Sora stayed behind after the others left, asking Leo if he needed more help—with a look that suggested she meant more than just math.
And Yuki...
She grew more still.
She didn't joke as often.
Didn't tease as much.
Instead, she watched.
Leo noticed.
But said nothing.
Because maybe… he was watching too.
---
By the fourth day, something new had formed between them.
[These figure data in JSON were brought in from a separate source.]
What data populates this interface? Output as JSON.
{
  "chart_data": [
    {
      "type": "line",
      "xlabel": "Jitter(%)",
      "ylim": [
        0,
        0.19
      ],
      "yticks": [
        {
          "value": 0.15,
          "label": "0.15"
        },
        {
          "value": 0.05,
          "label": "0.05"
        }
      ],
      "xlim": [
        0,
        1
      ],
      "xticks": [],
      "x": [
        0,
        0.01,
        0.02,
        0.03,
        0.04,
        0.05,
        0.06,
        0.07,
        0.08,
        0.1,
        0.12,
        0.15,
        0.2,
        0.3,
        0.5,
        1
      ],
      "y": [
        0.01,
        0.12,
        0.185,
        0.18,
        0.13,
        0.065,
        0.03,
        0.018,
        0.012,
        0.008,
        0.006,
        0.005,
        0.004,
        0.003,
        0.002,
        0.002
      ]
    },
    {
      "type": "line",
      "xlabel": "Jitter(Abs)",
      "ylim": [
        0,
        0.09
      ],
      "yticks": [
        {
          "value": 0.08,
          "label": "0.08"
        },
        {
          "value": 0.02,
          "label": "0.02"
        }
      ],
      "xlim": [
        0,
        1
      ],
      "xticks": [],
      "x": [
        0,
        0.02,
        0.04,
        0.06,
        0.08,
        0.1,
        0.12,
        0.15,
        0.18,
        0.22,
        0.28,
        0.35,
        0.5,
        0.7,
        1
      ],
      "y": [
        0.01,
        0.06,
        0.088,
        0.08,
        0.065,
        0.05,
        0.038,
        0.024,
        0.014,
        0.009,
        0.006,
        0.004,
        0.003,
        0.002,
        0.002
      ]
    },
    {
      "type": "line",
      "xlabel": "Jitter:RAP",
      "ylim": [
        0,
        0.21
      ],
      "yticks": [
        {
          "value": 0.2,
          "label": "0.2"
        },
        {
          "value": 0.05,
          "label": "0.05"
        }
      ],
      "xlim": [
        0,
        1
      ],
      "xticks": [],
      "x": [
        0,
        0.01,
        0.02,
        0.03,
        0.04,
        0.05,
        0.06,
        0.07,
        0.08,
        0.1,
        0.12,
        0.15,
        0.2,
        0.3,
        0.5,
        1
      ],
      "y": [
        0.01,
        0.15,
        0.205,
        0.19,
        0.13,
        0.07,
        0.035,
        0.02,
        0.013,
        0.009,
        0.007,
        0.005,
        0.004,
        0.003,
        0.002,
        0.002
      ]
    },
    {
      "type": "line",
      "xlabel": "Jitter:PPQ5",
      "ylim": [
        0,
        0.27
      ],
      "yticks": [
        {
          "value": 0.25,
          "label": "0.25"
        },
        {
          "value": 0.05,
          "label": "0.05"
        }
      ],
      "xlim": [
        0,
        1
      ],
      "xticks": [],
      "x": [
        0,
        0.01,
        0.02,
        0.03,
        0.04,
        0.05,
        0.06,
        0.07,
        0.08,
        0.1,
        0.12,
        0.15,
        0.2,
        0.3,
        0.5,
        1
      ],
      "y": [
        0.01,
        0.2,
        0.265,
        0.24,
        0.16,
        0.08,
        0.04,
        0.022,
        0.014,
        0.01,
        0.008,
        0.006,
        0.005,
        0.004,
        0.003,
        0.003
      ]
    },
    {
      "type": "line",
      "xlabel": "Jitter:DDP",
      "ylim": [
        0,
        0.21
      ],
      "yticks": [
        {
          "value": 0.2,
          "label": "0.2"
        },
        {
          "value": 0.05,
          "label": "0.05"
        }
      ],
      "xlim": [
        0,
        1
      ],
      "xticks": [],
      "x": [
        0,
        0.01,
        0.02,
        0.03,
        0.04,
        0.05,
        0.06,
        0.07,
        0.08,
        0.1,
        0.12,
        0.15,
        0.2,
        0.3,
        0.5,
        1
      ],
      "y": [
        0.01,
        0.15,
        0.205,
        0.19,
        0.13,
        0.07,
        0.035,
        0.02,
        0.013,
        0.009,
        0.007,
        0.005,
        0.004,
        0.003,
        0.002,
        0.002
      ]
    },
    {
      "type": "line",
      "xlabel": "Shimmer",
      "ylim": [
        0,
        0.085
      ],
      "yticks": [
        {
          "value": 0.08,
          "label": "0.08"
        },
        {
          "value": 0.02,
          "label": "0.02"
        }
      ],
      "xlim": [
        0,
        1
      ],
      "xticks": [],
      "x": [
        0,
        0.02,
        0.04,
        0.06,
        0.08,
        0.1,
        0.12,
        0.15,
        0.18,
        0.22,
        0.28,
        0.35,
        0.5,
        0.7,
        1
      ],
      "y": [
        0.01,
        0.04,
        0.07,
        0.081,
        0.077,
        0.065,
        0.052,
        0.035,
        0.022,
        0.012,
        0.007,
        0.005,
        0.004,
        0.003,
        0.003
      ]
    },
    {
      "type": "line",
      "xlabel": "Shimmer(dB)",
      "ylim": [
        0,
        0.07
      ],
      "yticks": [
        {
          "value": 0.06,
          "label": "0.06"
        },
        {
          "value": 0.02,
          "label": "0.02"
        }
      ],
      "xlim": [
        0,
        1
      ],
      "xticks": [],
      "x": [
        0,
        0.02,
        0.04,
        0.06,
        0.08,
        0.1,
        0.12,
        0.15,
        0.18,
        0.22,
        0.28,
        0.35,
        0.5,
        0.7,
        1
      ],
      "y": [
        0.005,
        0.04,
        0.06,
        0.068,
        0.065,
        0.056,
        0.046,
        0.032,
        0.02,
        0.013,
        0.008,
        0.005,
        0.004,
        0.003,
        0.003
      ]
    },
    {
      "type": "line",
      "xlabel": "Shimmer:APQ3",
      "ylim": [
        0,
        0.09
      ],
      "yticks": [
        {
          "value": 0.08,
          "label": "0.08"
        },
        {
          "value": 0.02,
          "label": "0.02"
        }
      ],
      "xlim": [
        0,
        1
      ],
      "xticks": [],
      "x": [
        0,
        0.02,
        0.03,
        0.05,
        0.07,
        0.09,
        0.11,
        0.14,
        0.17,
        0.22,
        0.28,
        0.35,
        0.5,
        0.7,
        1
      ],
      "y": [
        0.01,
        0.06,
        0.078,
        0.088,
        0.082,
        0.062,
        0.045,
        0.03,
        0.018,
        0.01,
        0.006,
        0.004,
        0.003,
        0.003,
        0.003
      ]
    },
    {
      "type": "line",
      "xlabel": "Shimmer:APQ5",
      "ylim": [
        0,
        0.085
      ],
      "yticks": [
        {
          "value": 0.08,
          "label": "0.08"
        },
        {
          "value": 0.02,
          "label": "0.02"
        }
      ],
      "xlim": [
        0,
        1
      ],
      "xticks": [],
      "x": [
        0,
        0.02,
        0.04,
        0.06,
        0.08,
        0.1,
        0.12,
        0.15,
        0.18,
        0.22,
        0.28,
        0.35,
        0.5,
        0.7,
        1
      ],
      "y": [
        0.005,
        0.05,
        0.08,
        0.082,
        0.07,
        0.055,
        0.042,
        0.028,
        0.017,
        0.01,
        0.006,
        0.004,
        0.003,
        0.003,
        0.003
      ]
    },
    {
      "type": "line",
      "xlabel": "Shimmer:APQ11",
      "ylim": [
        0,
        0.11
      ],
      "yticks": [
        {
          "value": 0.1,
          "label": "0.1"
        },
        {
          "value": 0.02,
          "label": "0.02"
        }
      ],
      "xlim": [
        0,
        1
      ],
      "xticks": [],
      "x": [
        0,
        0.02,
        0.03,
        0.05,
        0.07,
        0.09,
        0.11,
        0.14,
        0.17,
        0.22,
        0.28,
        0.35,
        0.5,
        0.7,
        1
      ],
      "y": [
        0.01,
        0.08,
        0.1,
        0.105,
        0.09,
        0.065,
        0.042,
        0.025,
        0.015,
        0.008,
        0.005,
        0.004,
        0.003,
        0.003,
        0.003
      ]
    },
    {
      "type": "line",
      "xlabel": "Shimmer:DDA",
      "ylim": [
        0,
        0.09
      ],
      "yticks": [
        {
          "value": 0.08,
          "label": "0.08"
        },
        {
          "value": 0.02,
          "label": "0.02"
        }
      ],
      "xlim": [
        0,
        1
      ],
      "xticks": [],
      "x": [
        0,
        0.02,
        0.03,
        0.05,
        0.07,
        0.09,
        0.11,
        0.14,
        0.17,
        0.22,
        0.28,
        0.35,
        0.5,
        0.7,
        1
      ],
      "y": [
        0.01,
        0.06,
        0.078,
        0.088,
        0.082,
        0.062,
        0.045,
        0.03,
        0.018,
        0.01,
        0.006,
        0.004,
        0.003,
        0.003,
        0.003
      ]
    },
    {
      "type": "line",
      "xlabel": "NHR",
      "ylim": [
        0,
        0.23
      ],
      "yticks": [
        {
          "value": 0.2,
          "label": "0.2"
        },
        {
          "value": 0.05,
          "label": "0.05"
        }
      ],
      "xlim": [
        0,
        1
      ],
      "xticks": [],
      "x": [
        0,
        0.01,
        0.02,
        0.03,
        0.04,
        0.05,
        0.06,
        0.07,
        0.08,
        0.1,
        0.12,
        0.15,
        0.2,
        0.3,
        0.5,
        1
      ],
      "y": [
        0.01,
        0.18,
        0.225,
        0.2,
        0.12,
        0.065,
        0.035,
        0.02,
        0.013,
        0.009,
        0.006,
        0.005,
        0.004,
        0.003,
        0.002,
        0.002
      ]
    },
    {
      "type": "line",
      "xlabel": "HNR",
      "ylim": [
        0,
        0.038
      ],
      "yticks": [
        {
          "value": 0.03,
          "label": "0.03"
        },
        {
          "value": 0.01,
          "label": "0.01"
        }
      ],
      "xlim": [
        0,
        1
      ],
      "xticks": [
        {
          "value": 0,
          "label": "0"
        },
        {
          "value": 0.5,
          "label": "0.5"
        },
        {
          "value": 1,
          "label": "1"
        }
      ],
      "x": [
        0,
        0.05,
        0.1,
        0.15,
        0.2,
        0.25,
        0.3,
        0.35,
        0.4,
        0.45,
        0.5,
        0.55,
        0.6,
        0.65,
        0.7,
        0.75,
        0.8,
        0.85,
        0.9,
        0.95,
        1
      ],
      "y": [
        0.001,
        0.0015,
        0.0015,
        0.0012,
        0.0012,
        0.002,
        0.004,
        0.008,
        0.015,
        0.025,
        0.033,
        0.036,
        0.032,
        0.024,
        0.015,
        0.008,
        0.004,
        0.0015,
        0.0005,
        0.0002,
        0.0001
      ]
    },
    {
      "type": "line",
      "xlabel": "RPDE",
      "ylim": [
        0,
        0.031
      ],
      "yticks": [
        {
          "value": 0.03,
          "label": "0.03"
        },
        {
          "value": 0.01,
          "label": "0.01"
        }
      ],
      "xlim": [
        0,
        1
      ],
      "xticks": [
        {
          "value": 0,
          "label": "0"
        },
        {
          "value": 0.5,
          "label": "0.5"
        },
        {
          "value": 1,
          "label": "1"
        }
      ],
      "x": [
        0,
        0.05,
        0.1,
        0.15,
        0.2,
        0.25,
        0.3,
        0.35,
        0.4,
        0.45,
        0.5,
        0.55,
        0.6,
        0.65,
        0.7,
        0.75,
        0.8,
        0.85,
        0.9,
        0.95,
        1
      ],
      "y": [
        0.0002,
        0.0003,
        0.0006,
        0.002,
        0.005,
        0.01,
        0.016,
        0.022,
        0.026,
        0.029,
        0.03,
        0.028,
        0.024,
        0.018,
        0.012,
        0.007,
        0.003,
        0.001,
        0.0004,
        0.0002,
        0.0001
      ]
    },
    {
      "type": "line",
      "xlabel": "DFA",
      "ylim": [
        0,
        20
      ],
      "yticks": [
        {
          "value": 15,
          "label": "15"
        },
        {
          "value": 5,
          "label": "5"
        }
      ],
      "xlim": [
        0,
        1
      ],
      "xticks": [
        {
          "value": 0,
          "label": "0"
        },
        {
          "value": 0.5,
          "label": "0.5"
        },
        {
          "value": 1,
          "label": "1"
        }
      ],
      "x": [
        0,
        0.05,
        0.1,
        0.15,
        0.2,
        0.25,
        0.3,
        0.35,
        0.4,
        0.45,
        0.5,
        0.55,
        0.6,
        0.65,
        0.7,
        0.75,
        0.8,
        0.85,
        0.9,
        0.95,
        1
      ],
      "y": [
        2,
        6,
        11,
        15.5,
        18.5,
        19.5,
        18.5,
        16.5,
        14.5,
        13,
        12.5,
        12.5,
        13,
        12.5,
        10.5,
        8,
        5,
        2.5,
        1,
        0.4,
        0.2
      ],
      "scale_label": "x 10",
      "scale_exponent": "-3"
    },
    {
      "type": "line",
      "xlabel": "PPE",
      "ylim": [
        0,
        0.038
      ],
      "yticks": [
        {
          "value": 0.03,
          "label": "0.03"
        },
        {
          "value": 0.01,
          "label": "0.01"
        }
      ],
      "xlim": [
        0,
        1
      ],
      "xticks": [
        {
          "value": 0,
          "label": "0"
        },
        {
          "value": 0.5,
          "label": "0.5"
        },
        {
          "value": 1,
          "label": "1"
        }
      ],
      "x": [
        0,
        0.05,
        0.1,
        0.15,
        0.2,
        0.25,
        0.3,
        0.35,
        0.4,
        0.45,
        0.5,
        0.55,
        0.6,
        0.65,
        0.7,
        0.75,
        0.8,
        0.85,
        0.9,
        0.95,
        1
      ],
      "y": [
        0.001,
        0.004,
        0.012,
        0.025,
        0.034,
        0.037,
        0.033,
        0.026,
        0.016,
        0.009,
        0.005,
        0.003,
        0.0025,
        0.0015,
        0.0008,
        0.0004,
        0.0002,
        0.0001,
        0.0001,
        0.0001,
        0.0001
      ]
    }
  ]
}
Not tension. Not awkwardness.
Just… quiet understanding.
They no longer needed to say when someone forgot a formula or misread a passage. One would just reach out and fix it.
Leo once found a note tucked in his textbook: "You're not dumb. You're just tired. Take a break –Yuki."
He smiled.
That evening, he bought her a melon soda and left it on her desk before class started the next day. He didn't leave a note.
But she knew.
---
On Friday, the rain returned. A soft, steady drizzle that turned the windows gray and the world outside misty.
The group met in the library again. They barely spoke. Just worked.
At six o'clock, Sora quietly closed her textbook and stood. "I'll stay behind to copy a few problems. You guys go ahead."
Hana stretched and yawned. "My brain is soup. I'm going to crash early tonight."
Yuki glanced at Leo. "Want to walk together?"
He nodded.
Outside, they shared an umbrella.
Again.
But this time, the silence was warmer.
More comfortable.
They didn't talk much. Just listened to the sound of rain tapping on the plastic above their heads.
When they reached the corner where they usually parted ways, Leo hesitated.
Yuki noticed.
"…What is it?" she asked.
Leo looked at her, eyes unsure but earnest. "Do you think we'll still study together after exams?"
Yuki was quiet for a moment.
Then she said, "Only if you bring the melon soda."
Leo smiled.
"I will."
"Then yeah," she replied, stepping back under her umbrella, "we'll still study. And talk. And... maybe do more."
She didn't elaborate.
And Leo didn't ask.
He just watched as she walked away, strawberry umbrella bobbing in the rain.